Selbst jetzt, während er einer Frau nachfuhr, die wahrscheinlich nichts lieber tun würde, als ihn auf den Mond zu schießen, musste er grinsen, wenn er daran zurückdachte.

Er hatte seinen Bruder an dem Abend abgefangen, bevor er zum ersten Mal mit der Truppe auszog, und ihm einen Scheck in die Hand gedrückt.

Travis, der gerade seine eigene Investmentfirma aufzog, hatte auf die Summe gestarrt und leise durch die Zähne gepfiffen.

„Du meinst, ich soll alles investieren?“

„Jeden einzelnen Dollar.“

„Risiko oder nicht?“

Mehr als ein Grinsen war als Antwort nicht nötig gewesen.
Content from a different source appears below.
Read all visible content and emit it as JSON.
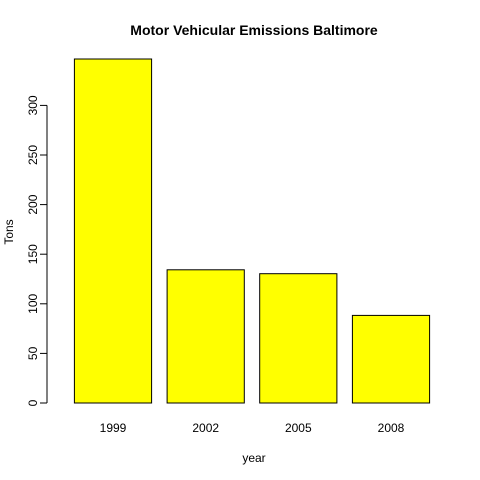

Danach hatte Jake eigentlich nicht mehr daran gedacht. Wenn man vollauf damit beschäftigt war, am Leben zu bleiben, hatte man keine Zeit, sich Gedanken über Geld zu machen.

Als er dann auf Urlaub nach Hause gekommen war, hatte wiederum Travis ihm einen Scheck überreicht, und dieses Mal war es Jake gewesen, der gepfiffen hatte.

Die siebenstellige Summe hatte sich verdreifacht. Nur der Himmel wusste, wie viel es inzwischen wert sein musste, trotz Finanzkrise.

Und was die gesellschaftliche Position anging … Er war der Sohn eines Generals. Das galt schon eine ganze Menge, aber der Sohn des Eigentümers von El Sueño zu sein, galt in Texas mehr.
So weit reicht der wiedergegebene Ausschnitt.